The selection of Subjects
The study will include about 300 male patients, 200 from the MICA TLC and 100 from the TLC. The researcher will base the selection of the patients for the two programs on their meeting the criteria of both diagnosis and homeless admission. For instance, when the patients are homeless for more than three months, possess major depression and substance abuse and addiction, and are ambulatory and never require an acute care. The researcher will not impose other conditions for admissions. The study will include only the MICA patients, even if the TLC program admits patients without substance abuse diagnosis. However, the study included all admitted MICA TLC patients. In either program, the MICA patients will be included.
Calculations, analysis, interpretation, and presentation of the data will take place after data collection. Statistical Package for the Social Sciences will be a necessary program during the analysis and calculations.
This study investigates the relative impact of an integrated program model and disease specific program model on the treatment results for MICA patients. The goal of the research is to determine the effectiveness of the two treatment programs. The outcome results for the patients will demonstrate the difference between the two programs and the therapeutic models. The therapeutic failure and success rates, patient-satisfaction survey results, the differences in recidivism rates, and the cost efficiency level can be significant in differentiating the two treatment programs and their respective therapeutic models. Studies show that the integrated model is very effective in treating the MICA patients. However, the integrated program model can leave some problems unresolved. Full and comprehensive intervention can only take place simultaneously for the dually diagnosed MICA patients when there is sufficient program organization, staffing, and staff training. There is need for additional programmatic strategies to discourage substance abuse and to treat compromising medical disorders.
The integrated programs can effectively deal with a wide variety of therapeutic issues, once the professional level training includes integrative treatment strategies and technologies for multiple and interacting symptoms.
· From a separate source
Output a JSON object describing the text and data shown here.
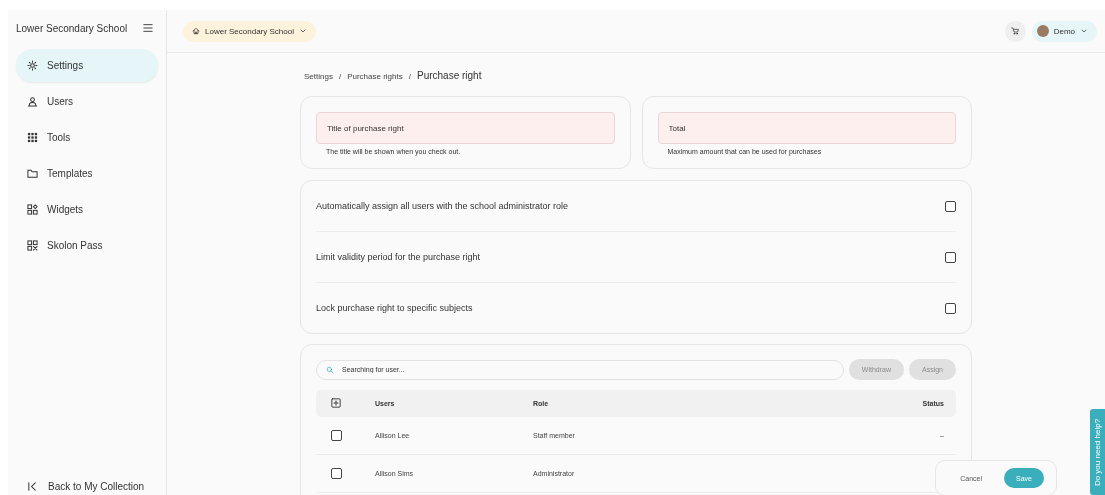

Education programs for mental health include some form of training in psychotherapeutic paradigms. The psychotherapeutic paradigms may include client centered, cognitive behavioral, psychoanalytic, interpersonal, family, and systems treatment technologies and modalities. Additional professional training in an integrative and eclectic use of the therapeutic technologies with various dually diagnosed patients can enable clinicians to accurately evaluate and treat multiple types of dual diagnosis in the same mental health center. Careful integration of treatment program services will facilitate the normalization of coexisting disorders.